In 1960, two hostels opened at Fort Simpson—the Anglican run Bompas Hall (named after Bishop William C. Bompas) with capacity for 50 students and the Catholic Lapointe Hall (named after Mother Superior Marie-Adeline Lapointe, founder of the first orphanage and school at Fort Providence) with capacity of 150. Bompas Hall was operated by the Missionary Society of the Church of England in Canada (MSCC), through its agency, the Indian School Administration. Ultimate federal responsibility for the hostels resided with the federal Department of Northern Affairs and National Resources. Ottawa paid the per capita cost of native (treaty Indian) children enrolled and the Territorial government paid for Métis, Inuvialiut and white children. Normally, eligible boarders had to be children from families residing outside Fort Simpson for two thirds of the year.

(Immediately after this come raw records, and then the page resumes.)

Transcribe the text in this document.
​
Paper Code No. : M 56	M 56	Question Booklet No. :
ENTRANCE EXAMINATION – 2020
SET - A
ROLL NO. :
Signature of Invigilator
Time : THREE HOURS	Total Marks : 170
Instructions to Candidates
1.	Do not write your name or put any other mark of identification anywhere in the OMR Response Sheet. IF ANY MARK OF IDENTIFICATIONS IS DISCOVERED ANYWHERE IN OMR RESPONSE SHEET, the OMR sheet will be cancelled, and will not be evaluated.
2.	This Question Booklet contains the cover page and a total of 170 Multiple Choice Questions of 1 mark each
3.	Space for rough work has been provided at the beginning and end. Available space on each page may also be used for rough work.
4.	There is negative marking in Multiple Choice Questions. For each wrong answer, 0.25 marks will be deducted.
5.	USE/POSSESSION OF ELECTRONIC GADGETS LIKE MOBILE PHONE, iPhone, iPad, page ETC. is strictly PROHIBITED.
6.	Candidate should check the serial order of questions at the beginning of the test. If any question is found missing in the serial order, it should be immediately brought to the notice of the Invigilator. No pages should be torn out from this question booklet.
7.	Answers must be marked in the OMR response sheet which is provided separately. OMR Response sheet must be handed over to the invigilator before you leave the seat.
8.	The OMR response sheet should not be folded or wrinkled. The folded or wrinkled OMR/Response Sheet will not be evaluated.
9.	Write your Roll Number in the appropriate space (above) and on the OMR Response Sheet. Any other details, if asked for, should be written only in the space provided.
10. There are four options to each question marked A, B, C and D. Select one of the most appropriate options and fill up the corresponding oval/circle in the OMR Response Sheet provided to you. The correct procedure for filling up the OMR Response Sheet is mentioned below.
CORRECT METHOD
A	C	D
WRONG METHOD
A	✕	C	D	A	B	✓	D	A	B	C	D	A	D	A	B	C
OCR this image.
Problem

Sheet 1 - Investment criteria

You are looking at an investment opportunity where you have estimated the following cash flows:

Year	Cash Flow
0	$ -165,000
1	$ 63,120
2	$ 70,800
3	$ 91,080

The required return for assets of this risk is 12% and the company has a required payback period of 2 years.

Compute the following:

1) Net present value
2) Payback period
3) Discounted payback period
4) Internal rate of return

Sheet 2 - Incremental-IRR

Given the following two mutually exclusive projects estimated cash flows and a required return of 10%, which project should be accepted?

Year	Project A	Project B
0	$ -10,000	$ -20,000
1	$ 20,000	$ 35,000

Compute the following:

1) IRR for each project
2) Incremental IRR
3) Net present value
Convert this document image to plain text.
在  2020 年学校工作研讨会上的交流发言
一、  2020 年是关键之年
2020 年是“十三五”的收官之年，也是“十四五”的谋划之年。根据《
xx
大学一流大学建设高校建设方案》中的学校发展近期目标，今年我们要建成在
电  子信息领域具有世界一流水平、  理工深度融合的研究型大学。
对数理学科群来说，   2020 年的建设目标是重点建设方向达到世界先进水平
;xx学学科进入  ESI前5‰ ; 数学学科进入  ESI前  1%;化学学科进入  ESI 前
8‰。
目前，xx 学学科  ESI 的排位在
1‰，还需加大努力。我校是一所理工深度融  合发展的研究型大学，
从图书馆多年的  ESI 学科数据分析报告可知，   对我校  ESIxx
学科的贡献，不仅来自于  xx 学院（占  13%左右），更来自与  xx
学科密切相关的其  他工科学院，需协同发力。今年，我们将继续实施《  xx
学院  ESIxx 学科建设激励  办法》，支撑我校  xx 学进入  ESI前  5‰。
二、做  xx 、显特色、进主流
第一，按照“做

Upon opening, Bompas Hall had difficulty in registering a full compliment of Anglican students. The average enrolment in the first year was 17 and at times staff outnumbered the children. This was to be a chronic problem, partially solved in later years by transferring students from other crowded Anglican hostels such as Stringer Hall at Inuvik. By 1962, some children hailed from such far away places as Hay River in the south and Cambridge Bay in the high Arctic. Inuit children soon formed the largest segment of hostel residents. Church administration of Bompas Hall ended in 1969 when responsibility was transferred to the Department of Education of the Northwest Territories.


  • 1858 St. David’s Anglican Mission established; first church built in 1861.
  • 1894 Catholic Sacred Heart Mission relocates from Fort Providence to Fort Simpson where this Church will find the most adherents in the generations that follow.
  • 1921 Local Dene bands sign Treaty 11, assuring government support of residential and day schools for treaty children, most of whom attend local day schools run by Anglican and Catholic missions. Some Anglican native children, especially orphans, are sent to Anglican boarding schools at Hay River (closed 1936) and at Aklavik (1936-1960).
  • 1955 Denominational federal day school opens with separate classrooms for Anglican and Catholic students.
  • 1960 Thomas Simpson secular federal day school opens, replacing former denominational school. School takes in local children of all ethnicities and those boarding at the Anglican Bompas Hall and Catholic Lapointe Hall.
  • 1960 Oct. Anglican run Bompas Hall opens with enrolment of less than half its 50-pupil capacity. Catholic Lapointe Hall also opens, with capacity for 150.
  • 1965 Fall Hall reaches capacity with 52 children in residence—32 Inuit, 19 Dene and Métis and 1 white student.
  • 1969 April 1 Anglican administration of Bompas Hall is transferred to the Territorial Government.

Compiled by General Synod Archives, September 23, 2008. Updated June 2011.